If you work from home, you also use the internet the same way you would at the office. No social media, no browsing /., etc.

Lol, you're acting like people in an office are perfectly productive and have zero distractions. It couldn't be further from the truth, in fact when I really need to be 100% productive I turn on my noise cancelling headphones and tune out the office because there are SO many distractions and my ADD will let them take over if I allow it. Nope, if people are being less productive at home it's probably because management is not being effective without being able to shoulder surf. Set expectations and dole out reasonable workloads and you can get the same work out of people as you could in the office. It's true that certain interactions in the office are net positives for the employer, but many, many of them are a drain. The key is to capture as many of the positive ones with the technology as possible.

Comment Re:So what do they do when the wind is not blowing (Score 1) 31

The largest onshore wind turbines are 4.8MW nameplate, capacity factor is creeping up in the US as these larger turbines come online. I figure those big boys are probably at ~40%, so 3.84MW average output between them, that's about average for a data center (most of the ones I toured when looking for colo space had 6x 1MW generators in an N+2 or N+1 configuration). Now I have no idea if Apple's sites are closer to a typical colo site or closer to Google scale 100MW monsters, but it's plausible that the average power ouput of those two big turbines could cover a modest location.

Comment Size of attack? (Score 1) 22

There have been many attacks in recent years that would exceed the total available bandwidth on the trans-pacific cable network, do we have any numbers of the size of these attacks? I'm just wondering if all of NZ and AU are likely to feel knockon effects of such attacks or if this is just a run of the mill kind of thing that hiding behind Cloudflare or one of the other DDoS services will handle?

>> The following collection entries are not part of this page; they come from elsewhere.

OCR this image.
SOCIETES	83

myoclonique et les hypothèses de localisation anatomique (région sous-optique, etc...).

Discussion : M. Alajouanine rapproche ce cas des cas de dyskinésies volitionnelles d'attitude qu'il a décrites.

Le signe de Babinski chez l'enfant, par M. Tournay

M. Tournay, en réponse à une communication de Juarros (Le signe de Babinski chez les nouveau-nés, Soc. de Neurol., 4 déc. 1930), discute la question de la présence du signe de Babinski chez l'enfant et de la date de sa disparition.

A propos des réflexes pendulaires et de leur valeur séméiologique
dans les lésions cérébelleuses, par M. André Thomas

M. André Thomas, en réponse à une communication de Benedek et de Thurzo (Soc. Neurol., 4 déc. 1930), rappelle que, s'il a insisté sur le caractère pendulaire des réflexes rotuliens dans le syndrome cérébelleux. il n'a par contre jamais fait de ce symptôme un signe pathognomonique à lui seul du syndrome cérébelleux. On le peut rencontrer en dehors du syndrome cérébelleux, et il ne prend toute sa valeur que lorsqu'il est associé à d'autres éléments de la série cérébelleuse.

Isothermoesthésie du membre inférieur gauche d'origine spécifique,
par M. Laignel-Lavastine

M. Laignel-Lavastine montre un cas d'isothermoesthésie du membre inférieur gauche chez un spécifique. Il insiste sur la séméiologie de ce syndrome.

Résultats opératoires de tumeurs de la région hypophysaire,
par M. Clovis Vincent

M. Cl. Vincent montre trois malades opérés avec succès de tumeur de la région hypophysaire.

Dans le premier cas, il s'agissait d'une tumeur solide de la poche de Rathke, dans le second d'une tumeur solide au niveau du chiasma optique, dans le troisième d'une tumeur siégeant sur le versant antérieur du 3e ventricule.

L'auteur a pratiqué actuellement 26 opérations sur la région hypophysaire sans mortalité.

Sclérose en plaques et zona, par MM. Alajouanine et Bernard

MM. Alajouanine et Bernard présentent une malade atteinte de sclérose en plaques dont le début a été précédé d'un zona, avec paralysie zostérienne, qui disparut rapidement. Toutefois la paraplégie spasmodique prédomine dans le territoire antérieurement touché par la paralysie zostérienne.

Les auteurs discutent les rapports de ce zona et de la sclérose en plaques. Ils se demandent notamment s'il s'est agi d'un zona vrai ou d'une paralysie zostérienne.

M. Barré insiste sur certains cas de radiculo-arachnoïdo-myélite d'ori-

Comment Re:Apple sells a laptop for $2k (Score 1) 153

beating out Android's entire market share.
No, just no. They do NOT have >50% marketshare in any major market in the world. Heck even in the very, very rich UAE they only have 27%. The highest they have ever achieved that I can find is 49% in the US in Q4 2019, over the year they averaged closer to 40%. In every other market they have significantly less than they do in the US. Now if you want to talk about profits or revenue, there they probably dominate completely, but in units shipped they are the simply the largest minority player, especially when you look at global statistics.